The Horizon Irish Open’s return to the K Club in 2023, ’25 and ’27 took the brunt of the spotlight as part of the announcement but news that Europe’s secondary tour would also be visiting one of the world’s most iconic golf venues in the intervening years was also significant, particularly for up-and-coming talent on the island looking to follow in the footsteps of Ireland’s global stars.

“We’re delighted not just to be at the K Club in 2022 but also to be able to do it in 2024 and 2026 as well,” said Hodges. “To have the DP World Tour alongside us in the alternate years adds to what we’re doing too.

“At least in my memory, it’s the first time something like this has happened between the two tours in terms of one venue alternating. Ultimately, our players want to play on quality golf courses and I know they’re all going to be delighted with the news.

“Going to the K Club three times means we can improve and add to the event every year. The rebirth of the Irish Challenge has been ongoing since 2015 and we really want to add to the profile of the event within the country.

“The importance of it is vital for the next generation.
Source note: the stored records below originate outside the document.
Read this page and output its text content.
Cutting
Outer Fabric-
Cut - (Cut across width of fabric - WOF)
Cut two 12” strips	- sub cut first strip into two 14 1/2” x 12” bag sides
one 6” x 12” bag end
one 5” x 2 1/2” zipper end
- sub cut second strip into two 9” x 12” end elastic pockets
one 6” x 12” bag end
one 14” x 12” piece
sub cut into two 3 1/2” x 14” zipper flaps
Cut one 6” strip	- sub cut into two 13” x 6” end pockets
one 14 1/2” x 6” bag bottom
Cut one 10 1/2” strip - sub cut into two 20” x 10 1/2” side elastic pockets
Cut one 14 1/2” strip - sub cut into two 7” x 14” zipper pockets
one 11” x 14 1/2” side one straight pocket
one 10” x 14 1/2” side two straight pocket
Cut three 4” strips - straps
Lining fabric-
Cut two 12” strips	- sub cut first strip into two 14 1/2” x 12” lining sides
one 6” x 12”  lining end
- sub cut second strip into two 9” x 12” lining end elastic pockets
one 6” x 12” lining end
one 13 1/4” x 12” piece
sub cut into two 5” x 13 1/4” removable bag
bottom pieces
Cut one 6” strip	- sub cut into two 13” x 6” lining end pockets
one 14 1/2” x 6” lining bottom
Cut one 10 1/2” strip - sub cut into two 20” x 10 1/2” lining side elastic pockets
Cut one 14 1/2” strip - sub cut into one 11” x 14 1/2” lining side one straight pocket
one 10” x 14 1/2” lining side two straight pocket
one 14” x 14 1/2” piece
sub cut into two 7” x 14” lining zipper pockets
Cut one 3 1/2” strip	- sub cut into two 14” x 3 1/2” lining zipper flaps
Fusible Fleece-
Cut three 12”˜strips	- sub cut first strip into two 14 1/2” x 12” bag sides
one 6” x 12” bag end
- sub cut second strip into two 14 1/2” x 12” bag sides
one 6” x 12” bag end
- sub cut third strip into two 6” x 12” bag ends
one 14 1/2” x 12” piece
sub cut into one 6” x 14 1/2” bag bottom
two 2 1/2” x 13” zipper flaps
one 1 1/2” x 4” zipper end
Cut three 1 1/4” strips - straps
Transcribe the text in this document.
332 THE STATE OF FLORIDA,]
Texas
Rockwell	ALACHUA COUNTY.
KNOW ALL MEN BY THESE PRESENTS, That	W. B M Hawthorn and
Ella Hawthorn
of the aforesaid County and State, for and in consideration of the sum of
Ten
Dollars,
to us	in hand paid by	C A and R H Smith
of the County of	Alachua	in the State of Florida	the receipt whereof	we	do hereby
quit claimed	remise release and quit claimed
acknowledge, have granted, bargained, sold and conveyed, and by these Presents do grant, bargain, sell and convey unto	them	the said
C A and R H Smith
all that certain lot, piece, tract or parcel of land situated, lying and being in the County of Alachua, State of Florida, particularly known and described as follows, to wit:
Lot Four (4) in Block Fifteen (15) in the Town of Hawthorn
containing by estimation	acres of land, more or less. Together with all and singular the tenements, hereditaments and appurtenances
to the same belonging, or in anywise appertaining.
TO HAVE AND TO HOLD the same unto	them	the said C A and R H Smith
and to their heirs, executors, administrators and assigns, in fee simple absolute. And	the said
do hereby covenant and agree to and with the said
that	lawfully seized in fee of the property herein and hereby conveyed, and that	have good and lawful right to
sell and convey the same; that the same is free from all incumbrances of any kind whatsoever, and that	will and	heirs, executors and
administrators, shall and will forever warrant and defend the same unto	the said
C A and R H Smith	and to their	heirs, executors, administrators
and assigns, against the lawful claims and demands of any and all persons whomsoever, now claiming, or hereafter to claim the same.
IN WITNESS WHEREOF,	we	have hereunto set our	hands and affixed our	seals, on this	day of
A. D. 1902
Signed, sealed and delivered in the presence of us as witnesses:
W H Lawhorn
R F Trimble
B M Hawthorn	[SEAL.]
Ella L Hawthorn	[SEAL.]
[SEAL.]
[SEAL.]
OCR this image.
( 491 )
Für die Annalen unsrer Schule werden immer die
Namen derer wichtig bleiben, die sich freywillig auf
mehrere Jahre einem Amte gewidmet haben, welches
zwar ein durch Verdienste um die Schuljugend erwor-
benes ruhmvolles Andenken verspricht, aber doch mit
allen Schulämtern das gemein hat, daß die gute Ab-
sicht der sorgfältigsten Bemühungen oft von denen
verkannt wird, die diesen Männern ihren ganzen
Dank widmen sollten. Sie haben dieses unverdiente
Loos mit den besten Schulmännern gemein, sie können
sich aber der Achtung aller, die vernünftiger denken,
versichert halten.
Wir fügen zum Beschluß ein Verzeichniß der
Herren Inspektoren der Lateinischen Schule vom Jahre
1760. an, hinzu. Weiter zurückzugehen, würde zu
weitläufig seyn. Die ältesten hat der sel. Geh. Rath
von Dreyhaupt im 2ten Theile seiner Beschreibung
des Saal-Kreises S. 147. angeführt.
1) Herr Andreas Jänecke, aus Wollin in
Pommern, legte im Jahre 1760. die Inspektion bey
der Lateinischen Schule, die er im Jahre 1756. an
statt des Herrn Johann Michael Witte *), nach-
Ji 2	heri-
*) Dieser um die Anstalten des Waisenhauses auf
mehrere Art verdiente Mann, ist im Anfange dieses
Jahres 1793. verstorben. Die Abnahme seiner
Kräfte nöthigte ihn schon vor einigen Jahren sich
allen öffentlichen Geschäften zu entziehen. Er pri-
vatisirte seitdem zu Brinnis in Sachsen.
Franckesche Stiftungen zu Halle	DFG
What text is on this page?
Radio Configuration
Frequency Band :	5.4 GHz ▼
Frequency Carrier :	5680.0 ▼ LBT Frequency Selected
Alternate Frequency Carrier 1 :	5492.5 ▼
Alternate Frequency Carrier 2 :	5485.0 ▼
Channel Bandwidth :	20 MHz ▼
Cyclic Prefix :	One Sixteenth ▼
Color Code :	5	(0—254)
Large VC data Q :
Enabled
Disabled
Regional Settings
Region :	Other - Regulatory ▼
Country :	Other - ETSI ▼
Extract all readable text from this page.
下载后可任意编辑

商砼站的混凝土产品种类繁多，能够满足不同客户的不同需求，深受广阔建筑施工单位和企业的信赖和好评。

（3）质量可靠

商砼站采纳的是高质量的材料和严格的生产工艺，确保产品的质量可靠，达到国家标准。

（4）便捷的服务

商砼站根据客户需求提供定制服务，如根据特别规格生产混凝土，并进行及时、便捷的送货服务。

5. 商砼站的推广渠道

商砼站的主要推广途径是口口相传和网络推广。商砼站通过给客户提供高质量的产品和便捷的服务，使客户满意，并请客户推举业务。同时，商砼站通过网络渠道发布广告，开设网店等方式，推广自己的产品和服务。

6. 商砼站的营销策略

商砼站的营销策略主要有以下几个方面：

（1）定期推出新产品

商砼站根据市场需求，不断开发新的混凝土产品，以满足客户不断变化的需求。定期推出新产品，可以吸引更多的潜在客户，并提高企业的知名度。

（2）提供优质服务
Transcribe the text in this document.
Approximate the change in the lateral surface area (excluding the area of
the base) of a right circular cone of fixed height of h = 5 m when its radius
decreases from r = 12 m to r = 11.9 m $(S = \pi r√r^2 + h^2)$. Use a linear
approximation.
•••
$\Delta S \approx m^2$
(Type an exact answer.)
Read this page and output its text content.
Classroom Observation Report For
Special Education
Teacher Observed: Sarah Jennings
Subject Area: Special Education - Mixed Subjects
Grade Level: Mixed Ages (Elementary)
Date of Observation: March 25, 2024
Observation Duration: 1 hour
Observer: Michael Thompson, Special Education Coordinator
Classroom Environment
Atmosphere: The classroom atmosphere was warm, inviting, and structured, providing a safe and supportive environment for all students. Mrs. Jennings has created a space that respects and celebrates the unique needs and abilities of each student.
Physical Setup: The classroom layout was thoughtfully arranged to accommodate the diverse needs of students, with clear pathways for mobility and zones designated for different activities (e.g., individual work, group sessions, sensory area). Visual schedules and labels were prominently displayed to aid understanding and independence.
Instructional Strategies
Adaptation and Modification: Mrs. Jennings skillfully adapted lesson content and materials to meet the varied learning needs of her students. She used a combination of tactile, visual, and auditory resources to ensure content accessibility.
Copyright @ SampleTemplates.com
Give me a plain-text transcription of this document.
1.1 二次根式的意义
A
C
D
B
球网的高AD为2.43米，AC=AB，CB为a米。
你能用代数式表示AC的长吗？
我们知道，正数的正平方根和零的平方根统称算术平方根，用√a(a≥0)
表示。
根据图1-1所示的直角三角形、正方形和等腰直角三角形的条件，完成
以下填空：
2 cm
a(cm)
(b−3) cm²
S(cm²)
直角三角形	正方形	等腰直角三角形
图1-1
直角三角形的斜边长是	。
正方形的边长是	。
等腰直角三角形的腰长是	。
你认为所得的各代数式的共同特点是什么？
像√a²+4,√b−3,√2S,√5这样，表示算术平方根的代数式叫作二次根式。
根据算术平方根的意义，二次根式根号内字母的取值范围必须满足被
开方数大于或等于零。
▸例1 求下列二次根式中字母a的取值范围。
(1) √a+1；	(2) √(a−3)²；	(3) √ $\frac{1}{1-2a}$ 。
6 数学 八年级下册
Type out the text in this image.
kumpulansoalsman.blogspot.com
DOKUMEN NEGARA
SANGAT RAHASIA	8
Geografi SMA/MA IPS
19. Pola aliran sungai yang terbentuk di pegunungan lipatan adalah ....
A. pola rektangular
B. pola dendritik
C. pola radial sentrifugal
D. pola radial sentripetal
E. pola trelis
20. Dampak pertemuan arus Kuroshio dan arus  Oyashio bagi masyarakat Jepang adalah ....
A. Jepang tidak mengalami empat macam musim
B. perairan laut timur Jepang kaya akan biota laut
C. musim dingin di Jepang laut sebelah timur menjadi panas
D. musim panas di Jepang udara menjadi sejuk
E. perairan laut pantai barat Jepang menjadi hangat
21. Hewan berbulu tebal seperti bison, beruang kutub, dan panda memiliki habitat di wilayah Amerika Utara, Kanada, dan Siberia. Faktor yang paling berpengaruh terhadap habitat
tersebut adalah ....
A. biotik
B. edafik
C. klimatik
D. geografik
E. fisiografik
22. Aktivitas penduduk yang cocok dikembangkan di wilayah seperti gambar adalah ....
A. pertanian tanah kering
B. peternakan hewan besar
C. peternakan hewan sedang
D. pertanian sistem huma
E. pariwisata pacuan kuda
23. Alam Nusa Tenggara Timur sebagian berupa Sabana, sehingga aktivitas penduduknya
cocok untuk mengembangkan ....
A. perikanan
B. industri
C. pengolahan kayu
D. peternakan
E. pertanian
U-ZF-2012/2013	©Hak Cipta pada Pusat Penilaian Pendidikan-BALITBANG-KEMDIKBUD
Without it, a lot of guys simply don’t have the chance to play. John Murphy is a classic example of someone who benefitted from the opportunity and now he is a fully-fledged member of the Challenge Tour.”

As Hodges points out, the Irish Challenge returned to the Challenge Tour back in 2015 and has been played every year since – barring 2020 due to the pandemic. Never have playing opportunities been more scare on golf’s top tours but given this partnership sees the stars of the DP World and Challenge Tours visiting the Straffan site in the intervening years, the agreement also presents a possible opportunity for some cross-pollination with Hodges hopeful that those who fare well at the Irish Challenge could somehow be rewarded with starts at the following year’s Irish Open.

“We don’t have anything to reveal yet but we’ve already had discussions,” Hodges confirmed. “It’s something I’ve tried to push previously but this adds more to the synergy of it. It makes sense.

“I’m confident that we’ll be able to announce in due course a link or a connection. Exactly what that will be we’ll have to find out in due time after we discuss it between everyone.”

The Irish Challenge will be played on the resort’s second Arnold Palmer-designed course, Palmer South, with a €250,000 prize fund confirmed in conjunction with the Irish Government, Sport Ireland and Golf Ireland.

Given the uncertainty that has shrouded this event in the past, this freshly-acquired security for the long-haul presents organisers with a chance to build on a tournament that’s sure to be well-supported by the Irish public, with sponsorship opportunities also available that could only add to the calibre of the event.

“The event will happen regardless but the more revenue and income we can add to it from a sponsorship perspective, the more we can do to grow the event,” Hodges added.

“We’re always looking for that but the nice thing now about where we stand today compared to a few years ago is that we’re on a very stable footing and we’re in a position to be able to grow.

“Having these three years confirmed gives us a much more stable platform to try and raise the profile of the event.”

Admission to the K Club to watch the stars of the future at the Irish Challenge is absolutely free.